Tax relief, financial aid for the self-employed and even direct investment from the state innovations fund are not enough to persuade Russians to set up in business.
That’s the somewhat gloomy view expressed in a survey on small business here by GlobeScan, an international polling service, which asked 24,000 people worldwide how hard they felt it was to start a business in their country.
And it found out that less than a third of Russians would consider setting up in business. According to GlobeScan, 74 percent of respondents in Russia “mostly agreed” with the statement: "It's hard to start your own business in this country for someone like me," while only 16 percent of respondents disagreed.
But Denis Kashuba, the general director of a small engineering company with 30 employees, said that most people’s fears are groundless. “I am not afraid of any inspection – these bad days are gone, it’s all rumours,” he said. “If a fire officer comes to me asking for money and if he is wrong, I’ll call his office and he’ll have problems,” Kashuba said, adding that he started his business five years ago “from a notebook and a table”.
Kashuba admitted that it had taken him two years of very hard work and an ascetic lifestyle to launch the venture.
But despite such examples of successful self-employment, the image of “hero-entrepreneur” is losing its attractiveness among young people. Russian public opinion researchers say that youngsters see better career prospects mostly with state institutions or state-owned corporations such as Gazprom or Sberbank.
Worse since the crisis
The financial crisis has increased this trend, experts say.
A Public Opinion Foundation survey found that students chose state organizations over private companies, and named state organizations as seven out of the top 10 most attractive employers.
Entrepreneurs’ organizations and private businessmen see different reasons for that, but all of them concluded that this tendency is quite risky for Russian society. Over the last four years there has been a noticeable increase in start-ups, thanks to the Skolkovo innovation project, Rosnano and the Russian Venture Company. But the tendency towards favoring state organizations among young people worries them.
Georgy Satarov, a former presidential adviser in the 1990s and head of the anti-corruption Idem think tank, said in an interview with Vedomosti said that independent businesses had pulled the country through after the 1998 default.
“Political competition” will eventually create independent courts and other institutions essential for the right business climate, he said, Vedomosti reported. “In the late 1990s independent business emerged in its full strength, as it wasn’t pressed like now,” Satarov said, adding: “And that was what we call democracy.”
Entrepreneur Vladislav Korochkin, vice-president of the Opora small business association, said that the problem has historical roots. “For decades we were told that business is bad and criminal and some have remained in this opinion,” he said. The early years of Russian reforms, so called “tough nineties” with their criminal excesses, are yet another bad historical experience, and not so far away, he said.
Korochkin said that Russia lacks its version of the so-called American free enterprise “dream”, as the idea to start a business for the sake of your family’s future generations isn’t popular here.
“Historically, it just happened that most people here do not think this way about a private business,” said Korochkin.

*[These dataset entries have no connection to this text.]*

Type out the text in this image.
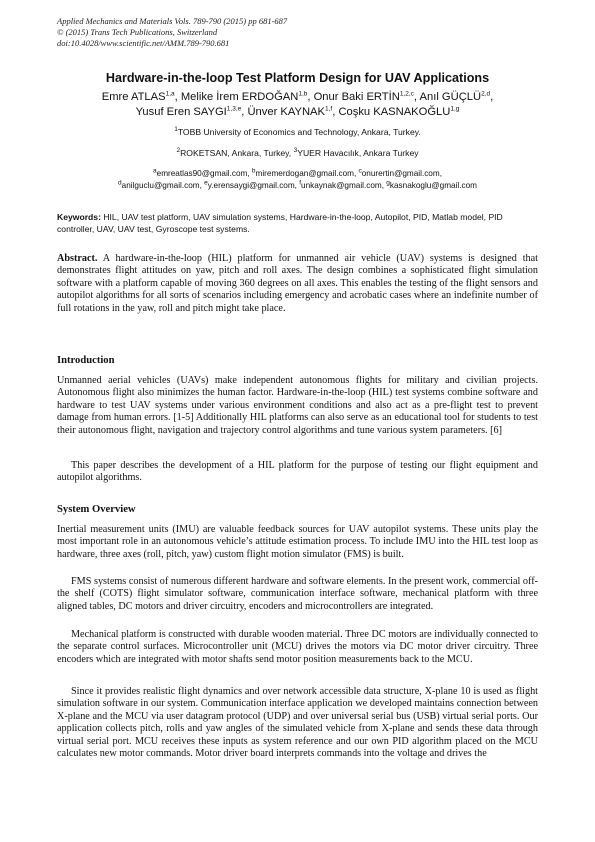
Applied Mechanics and Materials Vols. 789-790 (2015) pp 681-687
© (2015) Trans Tech Publications, Switzerland
doi:10.4028/www.scientific.net/AMM.789-790.681
Hardware-in-the-loop Test Platform Design for UAV Applications
Emre ATLAS$^{1,a}$, Melike İrem ERDOĞAN$^{1,b}$, Onur Baki ERTİN$^{1,2,c}$, Anıl GÜÇLÜ$^{2,d}$,
Yusuf Eren SAYGI$^{1,3,e}$, Ünver KAYNAK$^{1,f}$, Coşku KASNAKOĞLU$^{1,g}$
$^1$TOBB University of Economics and Technology, Ankara, Turkey.
$^2$ROKETSAN, Ankara, Turkey, $^3$YUER Havacılık, Ankara Turkey
$^a$emreatlas90@gmail.com, $^b$miremerdogan@gmail.com, $^c$onurertin@gmail.com,
$^d$anilguclu@gmail.com, $^e$y.erensaygi@gmail.com, $^f$unkaynak@gmail.com, $^g$kasnakoglu@gmail.com
Keywords: HIL, UAV test platform, UAV simulation systems, Hardware-in-the-loop, Autopilot, PID, Matlab model, PID controller, UAV, UAV test, Gyroscope test systems.
Abstract. A hardware-in-the-loop (HIL) platform for unmanned air vehicle (UAV) systems is designed that demonstrates flight attitudes on yaw, pitch and roll axes. The design combines a sophisticated flight simulation software with a platform capable of moving 360 degrees on all axes. This enables the testing of the flight sensors and autopilot algorithms for all sorts of scenarios including emergency and acrobatic cases where an indefinite number of full rotations in the yaw, roll and pitch might take place.
Introduction
Unmanned aerial vehicles (UAVs) make independent autonomous flights for military and civilian projects. Autonomous flight also minimizes the human factor. Hardware-in-the-loop (HIL) test systems combine software and hardware to test UAV systems under various environment conditions and also act as a pre-flight test to prevent damage from human errors. [1-5] Additionally HIL platforms can also serve as an educational tool for students to test their autonomous flight, navigation and trajectory control algorithms and tune various system parameters. [6]
This paper describes the development of a HIL platform for the purpose of testing our flight equipment and autopilot algorithms.
System Overview
Inertial measurement units (IMU) are valuable feedback sources for UAV autopilot systems. These units play the most important role in an autonomous vehicle’s attitude estimation process. To include IMU into the HIL test loop as hardware, three axes (roll, pitch, yaw) custom flight motion simulator (FMS) is built.
FMS systems consist of numerous different hardware and software elements. In the present work, commercial off-the shelf (COTS) flight simulator software, communication interface software, mechanical platform with three aligned tables, DC motors and driver circuitry, encoders and microcontrollers are integrated.
Mechanical platform is constructed with durable wooden material. Three DC motors are individually connected to the separate control surfaces. Microcontroller unit (MCU) drives the motors via DC motor driver circuitry. Three encoders which are integrated with motor shafts send motor position measurements back to the MCU.
Since it provides realistic flight dynamics and over network accessible data structure, X-plane 10 is used as flight simulation software in our system. Communication interface application we developed maintains connection between X-plane and the MCU via user datagram protocol (UDP) and over universal serial bus (USB) virtual serial ports. Our application collects pitch, rolls and yaw angles of the simulated vehicle from X-plane and sends these data through virtual serial port. MCU receives these inputs as system reference and our own PID algorithm placed on the MCU calculates new motor commands. Motor driver board interprets commands into the voltage and drives the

Alexei Devyatov, chief economist at Uralsib Capital, said the phenomenon could be explained by people having limited planning horizons.
“To plan your family business, a venture to be inherited by future generations of your family, you should think in terms of the next 20-30 years – until you reach retirement age. But most business planning here is half a year, or a year as a maximum,” he said.
A difficult investment climate impacts equally on the decisionmaking processes of both investment bankers, who invest billions, and ordinary people, who think in terms of several thousand dollars.
Bad historical experiences, red tape and corruption all play their part in crimping people’s entrepreneurial spirit, Devyatov said.
The government should be praised for its recent efforts to eliminate excessive inspections and cut down on red tape, but the burden on business of bribes and other hidden payments remains very high.
“The tax regime is very permissive here, but the weight of undercover rent-seeking payments [i.e. bribes] has reached $300 billion a year – its onefifth of the GDP,” Devyatov said.
There is an urgent need to improve the way financial support packages are used to help small businesses, Korochkin said. “For example, loan guarantee funds are very important as they allow you to unblock collateral,” he said.
Across some regions of the country the number of small businesspeople who used such loans guarantee funds was very low, and in some cases the aid was simply ignored, Korochkin said.